Re: {Collins} Dial setscrew tool



I've tried grinding the ends of Bristol and Allen wrenches to a SLIGHT dome or cone shape. They self-center in the screw, then drop right into place when you rotate them. Of course, you don't want to overdo this or you'll reduce the spline engagement.

73
Bob


On 12/4/2012 12:55 PM, Roy Morgan wrote:

On Dec 4, 2012, at 12:28 PM, Keith Carlsen wrote:


Great links, which we appreciate.

Keith,

Glad to help when I  can.

But here's a question I have not heard: Why are Bristol Spline fasteners so uncommon

Replaced by Torx drivers and hardware. I suspect these can be made by automatic machines more easily and cheaply than the sharp-edged Bristol splines. The Bristol configuration is rather precision compared to the Torx, and as a result of the radially-oriented driving force surfaces has greater strength.

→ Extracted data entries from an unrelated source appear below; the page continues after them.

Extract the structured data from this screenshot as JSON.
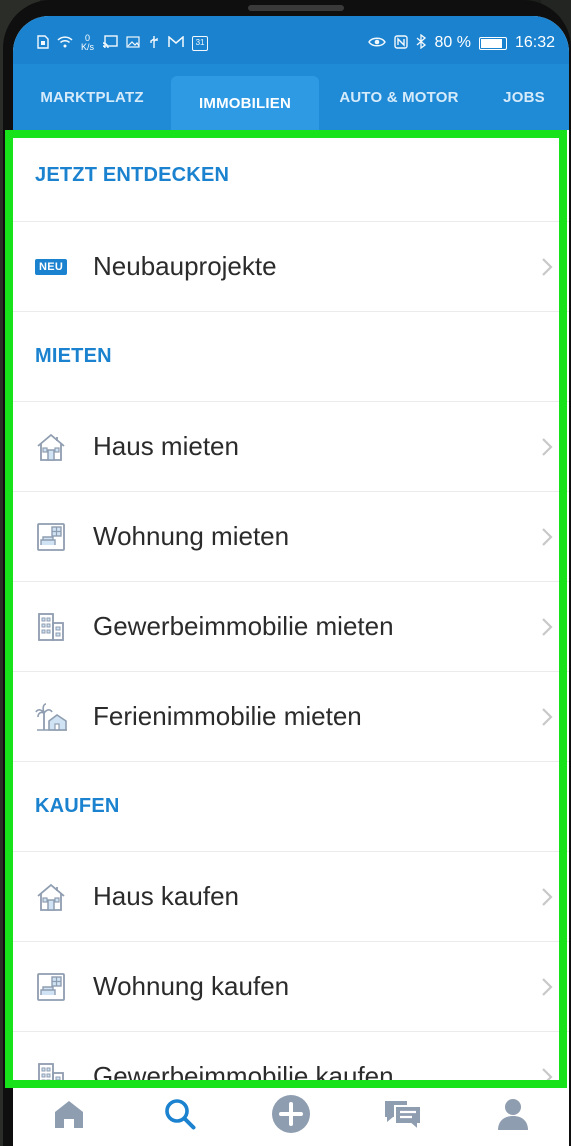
{
  "status_bar": {
    "speed_value": "0",
    "speed_unit": "K/s",
    "battery": "80 %",
    "time": "16:32",
    "calendar_day": "31",
    "battery_level": 0.8,
    "icons": [
      "sim-icon",
      "wifi-icon",
      "cast-icon",
      "image-icon",
      "usb-icon",
      "mail-icon",
      "calendar-icon",
      "eye-icon",
      "nfc-icon",
      "bluetooth-icon",
      "battery-icon"
    ]
  },
  "tabs": [
    {
      "label": "MARKTPLATZ",
      "active": false
    },
    {
      "label": "IMMOBILIEN",
      "active": true
    },
    {
      "label": "AUTO & MOTOR",
      "active": false
    },
    {
      "label": "JOBS",
      "active": false
    }
  ],
  "sections": {
    "discover": {
      "title": "JETZT ENTDECKEN",
      "items": [
        {
          "label": "Neubauprojekte",
          "badge": "NEU",
          "icon": "neu-badge-icon"
        }
      ]
    },
    "rent": {
      "title": "MIETEN",
      "items": [
        {
          "label": "Haus mieten",
          "icon": "house-icon"
        },
        {
          "label": "Wohnung mieten",
          "icon": "apartment-icon"
        },
        {
          "label": "Gewerbeimmobilie mieten",
          "icon": "commercial-building-icon"
        },
        {
          "label": "Ferienimmobilie mieten",
          "icon": "holiday-home-icon"
        }
      ]
    },
    "buy": {
      "title": "KAUFEN",
      "items": [
        {
          "label": "Haus kaufen",
          "icon": "house-icon"
        },
        {
          "label": "Wohnung kaufen",
          "icon": "apartment-icon"
        },
        {
          "label": "Gewerbeimmobilie kaufen",
          "icon": "commercial-building-icon"
        }
      ]
    }
  },
  "bottom_nav": [
    {
      "name": "home",
      "icon": "home-icon",
      "active": false
    },
    {
      "name": "search",
      "icon": "search-icon",
      "active": true
    },
    {
      "name": "add",
      "icon": "plus-circle-icon",
      "active": false
    },
    {
      "name": "messages",
      "icon": "chat-icon",
      "active": false
    },
    {
      "name": "profile",
      "icon": "user-icon",
      "active": false
    }
  ],
  "colors": {
    "primary": "#1a82cf",
    "tab_active": "#2e9ae4",
    "highlight": "#18e21a",
    "icon_muted": "#8f9db0",
    "chevron": "#c8c8c8"
  }
}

(A few strokes from your sharp-cornered fine sharpening stone will make a new Bristol wrench find its home in the screw very nicely.)

Much of American hardware and equipment is built for ease/economy of manufacture and low or moderately demanding applications. Our automobiles used to be made with nuts and bolts, now they are welded, or use drive-in fasteners, or even GLUED together. I used to have a '69 Volvo and marveled at the ease with which everything went together. And the Volvo was nothing compared to a Rolls of the same era! A machinist once showed me his small set of British made metric taps. They were like jewels! If we made stuff like that in the US, our industries would go out of business even faster.

We can do it right though. I have a main transmission bolt from a helicopter I once flew (H-34 - there were *only three bolts* that held the whole thin in the air), and I can assure you it has a very smooth finish, has very fine, perfect threads, and is worthy of trusting your life to its strength and function. (We did.)

and why do so few tool vendors sell them?

Not enough profit.

The Snap-On guy never even HEARD of them

Ignorant. And he's in the TOOL business! (I think that Snap-On actually does have Bristol drivers, but I can assure you that you really would not want to pay their prices!)

and my brother the A&P mechanic/avionics tech said they are "used in weird old stuff".

I kinda think he's right.  Carry on enjoying your "Weird Old Stuff"!

Roy

Roy Morgan
k1lky@xxxxxxxxxxxxx
K1LKY Since 1958 - Keep 'em Glowing!